A neuronal-specific requirement for dNab2 in normal behavior. (A) Locomotor phenotypes of genomic alleles and tissue-specific RNAi of dNab2. Data are presented as the average percentage of flies that reach the top of a cylinder after 5 s across all trials. Groups of 10 5-d-old flies were tested for at least 10 independent trials per genotype (*P = 8.36 × 10⁻⁹ and **P = 8.38 × 10⁻⁹ in a two-tailed t test).
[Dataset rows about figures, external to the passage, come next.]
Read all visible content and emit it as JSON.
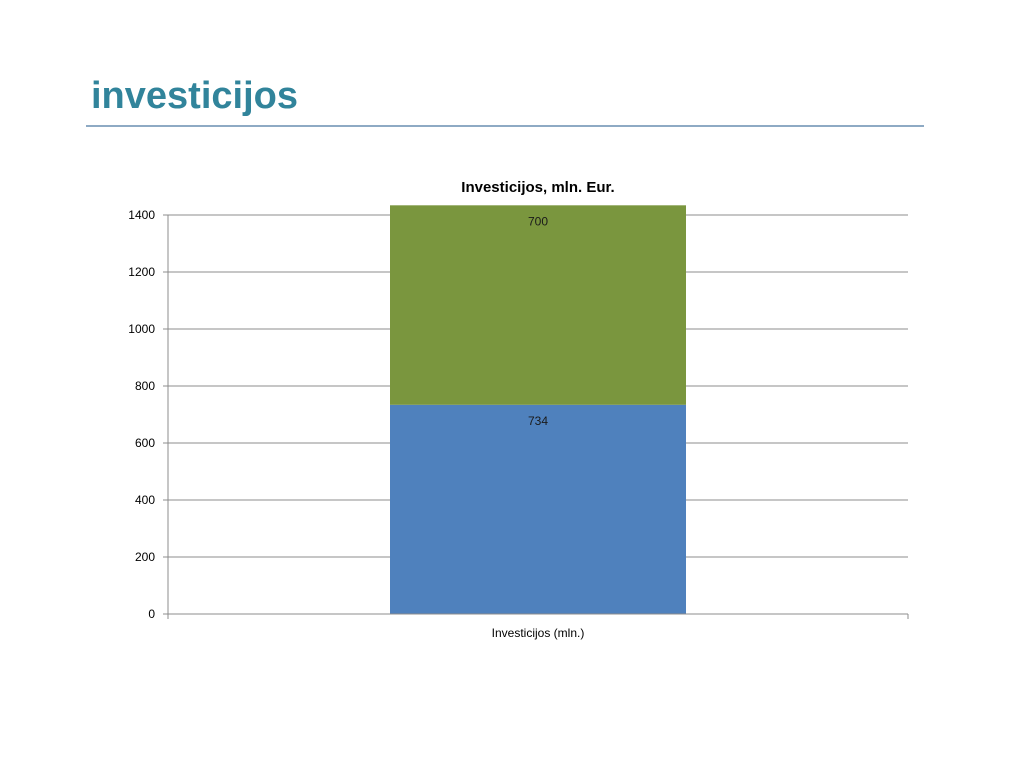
{
  "slide": {
    "title": "investicijos"
  },
  "chart_data": {
    "type": "bar",
    "stacked": true,
    "title": "Investicijos, mln. Eur.",
    "categories": [
      "Investicijos (mln.)"
    ],
    "series": [
      {
        "values": [
          734
        ],
        "color": "#4f81bd"
      },
      {
        "values": [
          700
        ],
        "color": "#7a963e"
      }
    ],
    "ylim": [
      0,
      1400
    ],
    "yticks": [
      0,
      200,
      400,
      600,
      800,
      1000,
      1200,
      1400
    ],
    "grid": true,
    "legend": "none"
  }
}
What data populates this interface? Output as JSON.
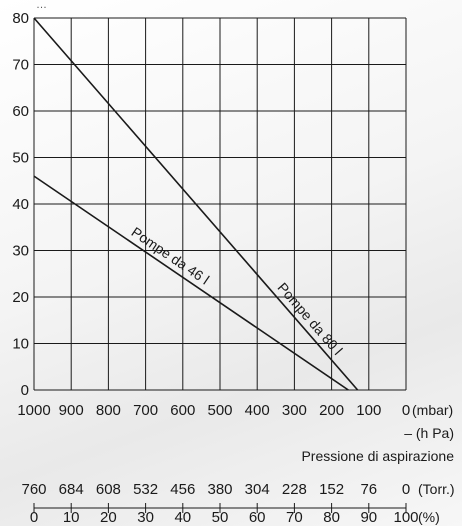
{
  "chart_data": {
    "type": "line",
    "top_caption": "…",
    "xlim": [
      1000,
      0
    ],
    "ylim": [
      0,
      80
    ],
    "grid": true,
    "y_ticks": [
      "0",
      "10",
      "20",
      "30",
      "40",
      "50",
      "60",
      "70",
      "80"
    ],
    "x_ticks_mbar": [
      "1000",
      "900",
      "800",
      "700",
      "600",
      "500",
      "400",
      "300",
      "200",
      "100",
      "0"
    ],
    "x_unit_mbar": "(mbar)",
    "x_unit_hpa": "– (h Pa)",
    "xlabel": "Pressione di aspirazione",
    "x_ticks_torr": [
      "760",
      "684",
      "608",
      "532",
      "456",
      "380",
      "304",
      "228",
      "152",
      "76",
      "0"
    ],
    "x_unit_torr": "(Torr.)",
    "x_ticks_percent": [
      "0",
      "10",
      "20",
      "30",
      "40",
      "50",
      "60",
      "70",
      "80",
      "90",
      "100"
    ],
    "x_unit_percent": "(%)",
    "series": [
      {
        "name": "Pompe da 80 l",
        "x": [
          1000,
          130
        ],
        "y": [
          80,
          0
        ],
        "label_at": 280
      },
      {
        "name": "Pompe da 46 l",
        "x": [
          1000,
          155
        ],
        "y": [
          46,
          0
        ],
        "label_at": 650
      }
    ]
  }
}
Error bars = SEM. (B and C) Pan-neuronal expression of dNab2 rescues both eclosion and locomotor defects. (B) Table summarizing the percentage of flies eclosed (of expected) for indicated genotypes. (C) For the locomotor assay, data are presented as the average percentage of flies that reaches the top of a cylinder after indicated time points across all trials. Groups of 10 2-d-old flies were tested for at least 10 independent trials per genotype (*P = 5.12 × 10⁻¹³, **P = 6.59 × 10⁻¹³, ***P = 1.97 × 10⁻⁷, and ****P = 0.002 in a two-tailed t test). Error bars = SEM.

Fig. 5.

dNab2 regulates poly(A) tail length. (A) Light microscopic images of adult fly eye (A) and (B) quantification of eye size (pixels) for the following genotypes: (A, i) GMR-Gal4/+ (GMR control), (A, ii) GMR-Gal4/+;dNab2^EP3716/+ (dNab2 o/e), (A, iii) GMR-Gal4/Pabp2⁵⁵;dNab2^EP3716/+ (dNab2 o/e Pabp2^−/+), (A, iv) GMR-Gal4/Pabp2^EP2264;dNab2^EP3716/+ (dNab2 o/e Pabp2 o/e), (A, v) GMR-Gal4/+;dNab2^EP3716/UAS-eGFP (dNab2 o/e eGFP o/e), (A, vi) GMR-Gal4/Pabp2⁵⁵ (Pabp2^−/+ control), and (A, vii) GMR-Gal4/Pabp2^EP2264 (Pabp2 o/e control). o/e, overexpression. *P = 0.0006 and **P = 0.0014 in a two-tailed t test (n = 5 per genotype). Error bars = SEM. (C) Bulk poly(A) tail length measurements in heads of (1) control (p-ex), (2) dNab2^ex3, (3) GMR-Gal4/+;dNab2^EP3716/+, and (4) GMR-Gal4/Pabp2^EP2264;dNab2^EP3716/+. (D) Densitometric quantification of poly(A) tracts (Image J) from C showing poly(A) tail length profiles of the indicated genotypes (highlighted in colored lines). (E) Bulk poly(A) tail length from whole flies as analyzed by densitometric quantification of poly(A) tracts (Image J) of ∼250 nt normalized to poly(A) tracts of ∼100 nt for WT (w¹¹¹⁸) and dNab2^ex3. w¹¹¹⁸ control was set to 1.0. (*P < 0.04; n = 3, two-tailed t test). Error bars = SD. (F) Poly(A) RNA localization was analyzed in wing disc cells subjected to FISH to visualize poly(A) RNA (green) and costained with anti-Lamin D (red) to visualize the nuclear periphery. Upper shows a dNab2^ex3 mosaic larval wing disc; dotted lines denote boundaries between WT (^+/+) and dNab2^ex3 mutant clones (^−/−). Lower shows a wing disc homozygous for the sbr^ts allele (17) shifted to 33 °C. Arrowheads indicate nuclei accumulating poly(A) RNA.